Russian banned for Kazakh ministers
ALMATY – Reuters
Kazakhstan further loosened cultural ties with its former political masters in Moscow Feb.27 when a ban on speaking Russian in cabinet meetings took effect - despite many ministers favouring that language over their native Kazakh.
Veteran President Nursultan Nazarbayev, who wields sweeping powers while paying close attention to public opinion, ordered the switch the previous day.
The only Soviet-era leader still in power, the 77-year-old has run the Central Asian country since 1989. He is fluent in both languages and switches between them in his speeches.
But many Kazakhs, including some senior officials, are not, and prefer Russian, and cabinet meeting have generally been bilingual too.
But in the Feb. 27 meeting, broadcast live on state television, only one participant in the chamber, Education Minister Yerlan Sagadiyev, was permitted to speak Russian. Exceptions were also made for provincial officials who joined via videolink.
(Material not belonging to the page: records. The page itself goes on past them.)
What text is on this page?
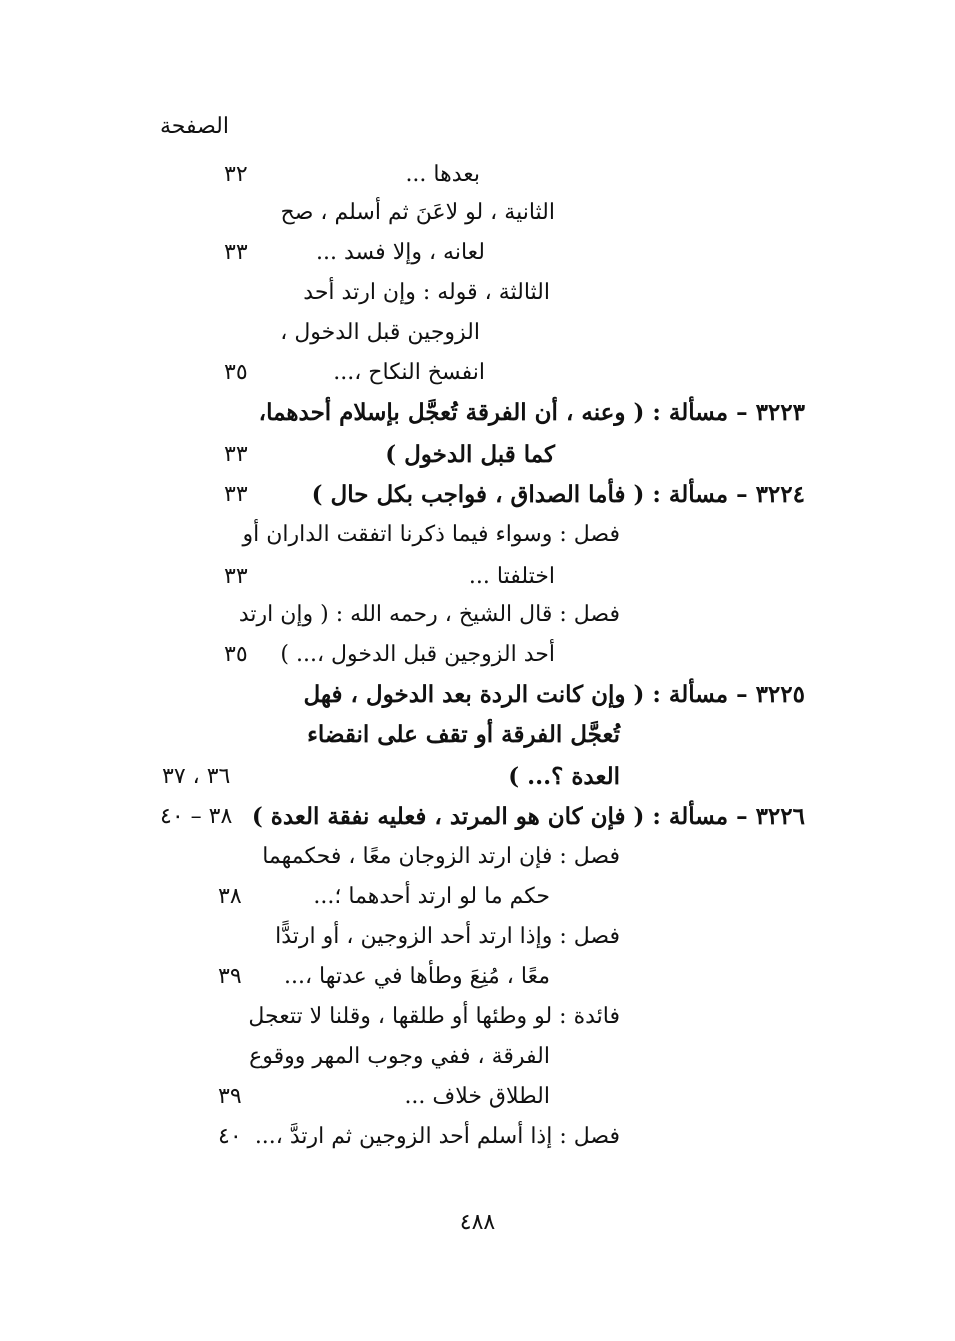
الصفحة
بعدها ...
٣٢
الثانية ، لو لاعَنَ ثم أسلم ، صح
لعانه ، وإلا فسد ...
٣٣
الثالثة ، قوله : وإن ارتد أحد
الزوجين قبل الدخول ،
انفسخ النكاح ،...
٣٥
٣٢٢٣ – مسألة : ( وعنه ، أن الفرقة تُعجَّل بإسلام أحدهما،
كما قبل الدخول )
٣٣
٣٢٢٤ – مسألة : ( فأما الصداق ، فواجب بكل حال )
٣٣
فصل : وسواء فيما ذكرنا اتفقت الداران أو
اختلفتا ...
٣٣
فصل : قال الشيخ ، رحمه الله : ( وإن ارتد
أحد الزوجين قبل الدخول ،... )
٣٥
٣٢٢٥ – مسألة : ( وإن كانت الردة بعد الدخول ، فهل
تُعجَّل الفرقة أو تقف على انقضاء
العدة ؟... )
٣٦ ، ٣٧
٣٢٢٦ – مسألة : ( فإن كان هو المرتد ، فعليه نفقة العدة )
٣٨ – ٤٠
فصل : فإن ارتد الزوجان معًا ، فحكمهما
حكم ما لو ارتد أحدهما ؛...
٣٨
فصل : وإذا ارتد أحد الزوجين ، أو ارتدًّا
معًا ، مُنِعَ وطأها في عدتها ،...
٣٩
فائدة : لو وطئها أو طلقها ، وقلنا لا تتعجل
الفرقة ، ففي وجوب المهر ووقوع
الطلاق خلاف ...
٣٩
فصل : إذا أسلم أحد الزوجين ثم ارتدَّ ،...
٤٠
٤٨٨
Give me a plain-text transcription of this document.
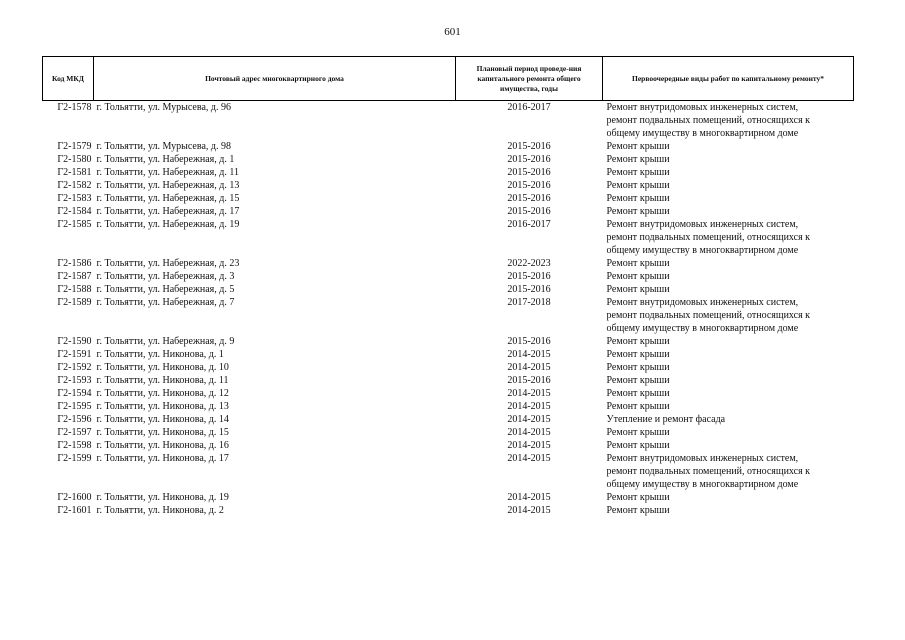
601
Код МКД	Почтовый адрес многоквартирного дома	Плановый период проведе-ния капитального ремонта общего имущества, годы	Первоочередные виды работ по капитальному ремонту*
Г2-1578	г. Тольятти, ул. Мурысева, д. 96	2016-2017	Ремонт внутридомовых инженерных систем,
ремонт подвальных помещений, относящихся к
общему имуществу в многоквартирном доме

Г2-1579	г. Тольятти, ул. Мурысева, д. 98	2015-2016	Ремонт крыши

Г2-1580	г. Тольятти, ул. Набережная, д. 1	2015-2016	Ремонт крыши

Г2-1581	г. Тольятти, ул. Набережная, д. 11	2015-2016	Ремонт крыши

Г2-1582	г. Тольятти, ул. Набережная, д. 13	2015-2016	Ремонт крыши

Г2-1583	г. Тольятти, ул. Набережная, д. 15	2015-2016	Ремонт крыши

Г2-1584	г. Тольятти, ул. Набережная, д. 17	2015-2016	Ремонт крыши

Г2-1585	г. Тольятти, ул. Набережная, д. 19	2016-2017	Ремонт внутридомовых инженерных систем,
ремонт подвальных помещений, относящихся к
общему имуществу в многоквартирном доме

Г2-1586	г. Тольятти, ул. Набережная, д. 23	2022-2023	Ремонт крыши

Г2-1587	г. Тольятти, ул. Набережная, д. 3	2015-2016	Ремонт крыши

Г2-1588	г. Тольятти, ул. Набережная, д. 5	2015-2016	Ремонт крыши

Г2-1589	г. Тольятти, ул. Набережная, д. 7	2017-2018	Ремонт внутридомовых инженерных систем,
ремонт подвальных помещений, относящихся к
общему имуществу в многоквартирном доме

Г2-1590	г. Тольятти, ул. Набережная, д. 9	2015-2016	Ремонт крыши

Г2-1591	г. Тольятти, ул. Никонова, д. 1	2014-2015	Ремонт крыши

Г2-1592	г. Тольятти, ул. Никонова, д. 10	2014-2015	Ремонт крыши

Г2-1593	г. Тольятти, ул. Никонова, д. 11	2015-2016	Ремонт крыши

Г2-1594	г. Тольятти, ул. Никонова, д. 12	2014-2015	Ремонт крыши

Г2-1595	г. Тольятти, ул. Никонова, д. 13	2014-2015	Ремонт крыши

Г2-1596	г. Тольятти, ул. Никонова, д. 14	2014-2015	Утепление и ремонт фасада

Г2-1597	г. Тольятти, ул. Никонова, д. 15	2014-2015	Ремонт крыши

Г2-1598	г. Тольятти, ул. Никонова, д. 16	2014-2015	Ремонт крыши

Г2-1599	г. Тольятти, ул. Никонова, д. 17	2014-2015	Ремонт внутридомовых инженерных систем,
ремонт подвальных помещений, относящихся к
общему имуществу в многоквартирном доме

Г2-1600	г. Тольятти, ул. Никонова, д. 19	2014-2015	Ремонт крыши

Г2-1601	г. Тольятти, ул. Никонова, д. 2	2014-2015	Ремонт крыши
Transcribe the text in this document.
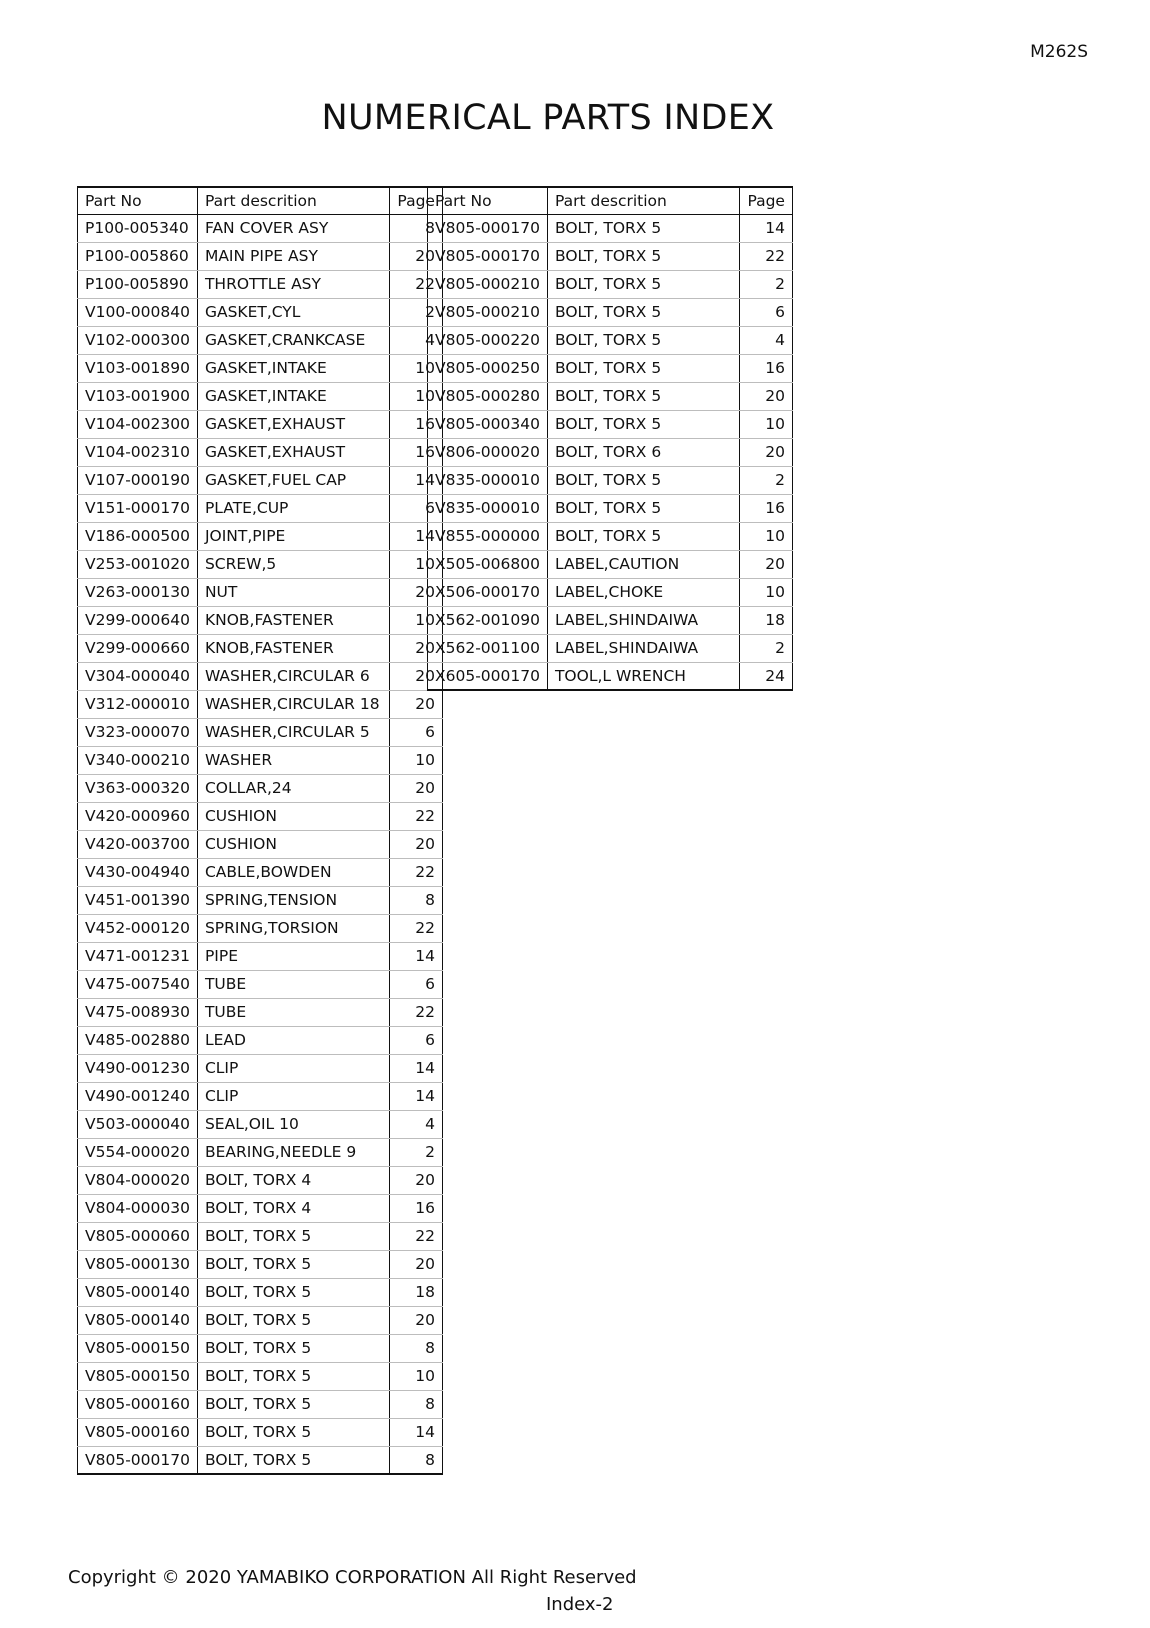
M262S
NUMERICAL PARTS INDEX
Part No	Part descrition	Page
P100-005340	FAN COVER ASY	8
P100-005860	MAIN PIPE ASY	20
P100-005890	THROTTLE ASY	22
V100-000840	GASKET,CYL	2
V102-000300	GASKET,CRANKCASE	4
V103-001890	GASKET,INTAKE	10
V103-001900	GASKET,INTAKE	10
V104-002300	GASKET,EXHAUST	16
V104-002310	GASKET,EXHAUST	16
V107-000190	GASKET,FUEL CAP	14
V151-000170	PLATE,CUP	6
V186-000500	JOINT,PIPE	14
V253-001020	SCREW,5	10
V263-000130	NUT	20
V299-000640	KNOB,FASTENER	10
V299-000660	KNOB,FASTENER	20
V304-000040	WASHER,CIRCULAR 6	20
V312-000010	WASHER,CIRCULAR 18	20
V323-000070	WASHER,CIRCULAR 5	6
V340-000210	WASHER	10
V363-000320	COLLAR,24	20
V420-000960	CUSHION	22
V420-003700	CUSHION	20
V430-004940	CABLE,BOWDEN	22
V451-001390	SPRING,TENSION	8
V452-000120	SPRING,TORSION	22
V471-001231	PIPE	14
V475-007540	TUBE	6
V475-008930	TUBE	22
V485-002880	LEAD	6
V490-001230	CLIP	14
V490-001240	CLIP	14
V503-000040	SEAL,OIL 10	4
V554-000020	BEARING,NEEDLE 9	2
V804-000020	BOLT, TORX 4	20
V804-000030	BOLT, TORX 4	16
V805-000060	BOLT, TORX 5	22
V805-000130	BOLT, TORX 5	20
V805-000140	BOLT, TORX 5	18
V805-000140	BOLT, TORX 5	20
V805-000150	BOLT, TORX 5	8
V805-000150	BOLT, TORX 5	10
V805-000160	BOLT, TORX 5	8
V805-000160	BOLT, TORX 5	14
V805-000170	BOLT, TORX 5	8
Part No	Part descrition	Page
V805-000170	BOLT, TORX 5	14
V805-000170	BOLT, TORX 5	22
V805-000210	BOLT, TORX 5	2
V805-000210	BOLT, TORX 5	6
V805-000220	BOLT, TORX 5	4
V805-000250	BOLT, TORX 5	16
V805-000280	BOLT, TORX 5	20
V805-000340	BOLT, TORX 5	10
V806-000020	BOLT, TORX 6	20
V835-000010	BOLT, TORX 5	2
V835-000010	BOLT, TORX 5	16
V855-000000	BOLT, TORX 5	10
X505-006800	LABEL,CAUTION	20
X506-000170	LABEL,CHOKE	10
X562-001090	LABEL,SHINDAIWA	18
X562-001100	LABEL,SHINDAIWA	2
X605-000170	TOOL,L WRENCH	24
Copyright © 2020 YAMABIKO CORPORATION All Right Reserved
Index-2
After independence, many former Soviet republics rushed through the process of severing links with Moscow, known as de-Russification. Kazakhstan, which became self-governing in 1991, took things more slowly, in part because ethnic Kazakhs at that time made up less than half of its population.
Four years later, Nazarbayev made Russian the country’s second official language. But in a census compiled in 2009, only 62 percent of the population said they were fluent in spoken and written Kazakh, compared with 85 percent in Russian.